My thoughts turned to "Walk with Expectancy": the note I had written as my first stage of this new experience.
I remember having debates about "expectation" when involved in coaches training long ago. "Don't expect anything," was one version of what I believed my trainer was saying. "Expectations cause too much fear and worry. Instead, just let go of any expectations at all...."
I remember my gut churning a bit at that, "Isn't expectation like pregnancy? Doesn't it fill you with wonder and creativity?"
I smile back into the eyes of this so new to the personal development field me of more than ten years ago. So new, so green, so excited and so passionate about being of service to my coaching clients.

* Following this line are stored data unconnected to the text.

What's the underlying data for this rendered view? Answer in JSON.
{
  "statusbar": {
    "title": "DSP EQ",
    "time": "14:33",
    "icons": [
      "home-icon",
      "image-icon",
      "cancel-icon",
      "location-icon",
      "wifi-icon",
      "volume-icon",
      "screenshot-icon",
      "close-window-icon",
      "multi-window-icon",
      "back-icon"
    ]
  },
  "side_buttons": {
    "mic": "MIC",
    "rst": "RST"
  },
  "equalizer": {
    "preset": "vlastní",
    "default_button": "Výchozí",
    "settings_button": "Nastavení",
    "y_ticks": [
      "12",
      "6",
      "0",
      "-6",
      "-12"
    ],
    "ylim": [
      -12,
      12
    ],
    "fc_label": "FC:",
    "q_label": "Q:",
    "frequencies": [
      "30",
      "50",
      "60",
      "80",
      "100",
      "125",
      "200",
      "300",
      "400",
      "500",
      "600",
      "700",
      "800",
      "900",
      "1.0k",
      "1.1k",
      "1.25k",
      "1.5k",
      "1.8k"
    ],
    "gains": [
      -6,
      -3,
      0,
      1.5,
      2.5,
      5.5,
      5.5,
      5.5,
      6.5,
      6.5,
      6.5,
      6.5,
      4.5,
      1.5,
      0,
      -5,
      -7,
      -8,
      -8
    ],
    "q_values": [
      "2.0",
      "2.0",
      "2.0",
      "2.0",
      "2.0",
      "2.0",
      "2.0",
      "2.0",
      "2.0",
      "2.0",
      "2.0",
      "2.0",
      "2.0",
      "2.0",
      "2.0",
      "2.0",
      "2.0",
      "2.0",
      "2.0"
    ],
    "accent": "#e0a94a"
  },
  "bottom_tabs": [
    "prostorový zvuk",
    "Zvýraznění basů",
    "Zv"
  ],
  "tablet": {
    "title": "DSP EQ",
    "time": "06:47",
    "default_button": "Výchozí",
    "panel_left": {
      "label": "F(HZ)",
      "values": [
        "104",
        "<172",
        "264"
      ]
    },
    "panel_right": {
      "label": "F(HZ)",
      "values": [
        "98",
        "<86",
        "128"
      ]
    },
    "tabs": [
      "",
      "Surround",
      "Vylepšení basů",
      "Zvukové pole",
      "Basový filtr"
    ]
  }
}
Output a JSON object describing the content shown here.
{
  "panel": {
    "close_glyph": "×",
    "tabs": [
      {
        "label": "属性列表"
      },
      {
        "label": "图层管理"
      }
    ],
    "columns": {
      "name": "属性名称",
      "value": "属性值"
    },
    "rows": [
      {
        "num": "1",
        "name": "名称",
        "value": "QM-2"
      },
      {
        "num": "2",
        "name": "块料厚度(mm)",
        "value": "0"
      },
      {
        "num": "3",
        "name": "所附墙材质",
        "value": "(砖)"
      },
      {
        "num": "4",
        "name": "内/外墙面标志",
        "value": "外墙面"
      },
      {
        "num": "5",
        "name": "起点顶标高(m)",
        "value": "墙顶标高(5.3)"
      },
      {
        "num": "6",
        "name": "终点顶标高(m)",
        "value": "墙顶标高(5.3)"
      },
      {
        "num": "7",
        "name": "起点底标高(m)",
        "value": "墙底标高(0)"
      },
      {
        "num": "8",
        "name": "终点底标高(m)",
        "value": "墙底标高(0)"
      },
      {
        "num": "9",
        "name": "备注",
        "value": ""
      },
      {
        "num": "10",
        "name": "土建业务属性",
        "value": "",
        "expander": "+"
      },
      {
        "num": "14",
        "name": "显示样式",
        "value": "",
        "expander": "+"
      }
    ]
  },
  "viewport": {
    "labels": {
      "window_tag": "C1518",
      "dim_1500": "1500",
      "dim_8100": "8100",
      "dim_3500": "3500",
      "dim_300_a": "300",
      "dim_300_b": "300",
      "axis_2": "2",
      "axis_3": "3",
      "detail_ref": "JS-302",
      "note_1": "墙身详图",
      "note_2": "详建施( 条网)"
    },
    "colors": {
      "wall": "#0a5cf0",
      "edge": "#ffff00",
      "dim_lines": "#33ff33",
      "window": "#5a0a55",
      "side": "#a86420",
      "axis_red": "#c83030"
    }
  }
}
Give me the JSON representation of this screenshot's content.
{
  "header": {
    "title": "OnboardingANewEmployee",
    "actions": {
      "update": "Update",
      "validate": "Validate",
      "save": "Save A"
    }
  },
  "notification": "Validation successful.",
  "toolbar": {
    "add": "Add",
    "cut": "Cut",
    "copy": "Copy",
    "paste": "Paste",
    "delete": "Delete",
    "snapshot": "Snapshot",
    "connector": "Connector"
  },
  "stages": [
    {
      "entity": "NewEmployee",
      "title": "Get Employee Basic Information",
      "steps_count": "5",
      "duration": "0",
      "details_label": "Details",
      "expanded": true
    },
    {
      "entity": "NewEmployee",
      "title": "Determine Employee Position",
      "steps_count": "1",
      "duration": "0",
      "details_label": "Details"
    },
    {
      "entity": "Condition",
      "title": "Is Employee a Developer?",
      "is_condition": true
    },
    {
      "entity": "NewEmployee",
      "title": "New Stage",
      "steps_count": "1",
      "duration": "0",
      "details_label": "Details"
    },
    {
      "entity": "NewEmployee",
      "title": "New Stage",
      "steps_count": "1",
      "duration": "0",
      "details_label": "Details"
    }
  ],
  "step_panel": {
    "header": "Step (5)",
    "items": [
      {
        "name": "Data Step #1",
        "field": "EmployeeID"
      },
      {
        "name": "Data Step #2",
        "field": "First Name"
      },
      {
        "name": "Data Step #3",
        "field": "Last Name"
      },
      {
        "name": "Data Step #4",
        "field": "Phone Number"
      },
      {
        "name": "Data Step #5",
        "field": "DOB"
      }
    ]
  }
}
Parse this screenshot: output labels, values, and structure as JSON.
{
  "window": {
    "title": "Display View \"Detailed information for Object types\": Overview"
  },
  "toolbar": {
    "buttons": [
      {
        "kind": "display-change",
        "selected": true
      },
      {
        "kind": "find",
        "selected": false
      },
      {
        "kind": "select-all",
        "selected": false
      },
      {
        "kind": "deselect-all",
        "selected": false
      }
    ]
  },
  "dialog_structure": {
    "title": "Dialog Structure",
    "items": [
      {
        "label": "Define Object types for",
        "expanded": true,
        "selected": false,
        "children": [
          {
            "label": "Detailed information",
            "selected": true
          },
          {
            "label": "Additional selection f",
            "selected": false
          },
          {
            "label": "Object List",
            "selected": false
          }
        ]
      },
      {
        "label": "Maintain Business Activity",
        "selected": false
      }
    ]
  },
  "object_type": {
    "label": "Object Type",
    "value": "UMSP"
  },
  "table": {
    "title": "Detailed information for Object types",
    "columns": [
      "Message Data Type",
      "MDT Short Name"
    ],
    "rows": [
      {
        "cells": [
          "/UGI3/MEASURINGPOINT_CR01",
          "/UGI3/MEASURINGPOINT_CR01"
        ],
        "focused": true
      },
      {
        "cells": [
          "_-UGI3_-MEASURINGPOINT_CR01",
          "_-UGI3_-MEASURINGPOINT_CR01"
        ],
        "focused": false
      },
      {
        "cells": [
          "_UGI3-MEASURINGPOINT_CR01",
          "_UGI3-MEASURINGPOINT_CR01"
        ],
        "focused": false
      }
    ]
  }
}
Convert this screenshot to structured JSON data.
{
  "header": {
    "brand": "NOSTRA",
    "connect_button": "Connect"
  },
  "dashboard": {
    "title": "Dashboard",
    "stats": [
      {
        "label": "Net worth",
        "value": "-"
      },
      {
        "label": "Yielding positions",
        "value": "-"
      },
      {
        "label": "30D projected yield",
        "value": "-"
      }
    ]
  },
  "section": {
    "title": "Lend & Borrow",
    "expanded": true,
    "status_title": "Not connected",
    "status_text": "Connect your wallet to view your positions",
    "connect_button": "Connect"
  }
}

I moved "expectation" into the "don't do" portion of my life chart, not unlike when my then-future husband told me, "You look goofy" when I was clowning ecstatically on the dance floor at our college campus. I was so thrilled to be at my favorite place in the world, University of the Pacific, with some of my favorite friends in the world, Mel and Tom, and I had this new boyfriend who I was completely smitten with when he frowned at my goofyness.
For a long time I marked "goofy" with the "don't do" pen also.
As I picked one foot up and put one foot down in the labyrinth, all that thought and opinion and "do's" and "don'ts" exited from my mind.
I didn't notice how close I was to the busy street where the church lived. I didn't hear the birds that had just been singing me a welcoming song. I didn't feel the cool air on my skin. I did welcome the warmth of the sun as it felt a part of the fullness of expectancy.
Gone were my concerns with how any of this worked. I didn't concern myself with how the path wove itself into the different sections. Time disappeared. One foot up, one foot down. One foot up, one foot down. I would hear single words being sung in my head. "Love. Love. Love" and "Peace Peace Peace." There were moments when I would stop to cry and pray, not heaving gulps of tears but contemplative tears of expectation.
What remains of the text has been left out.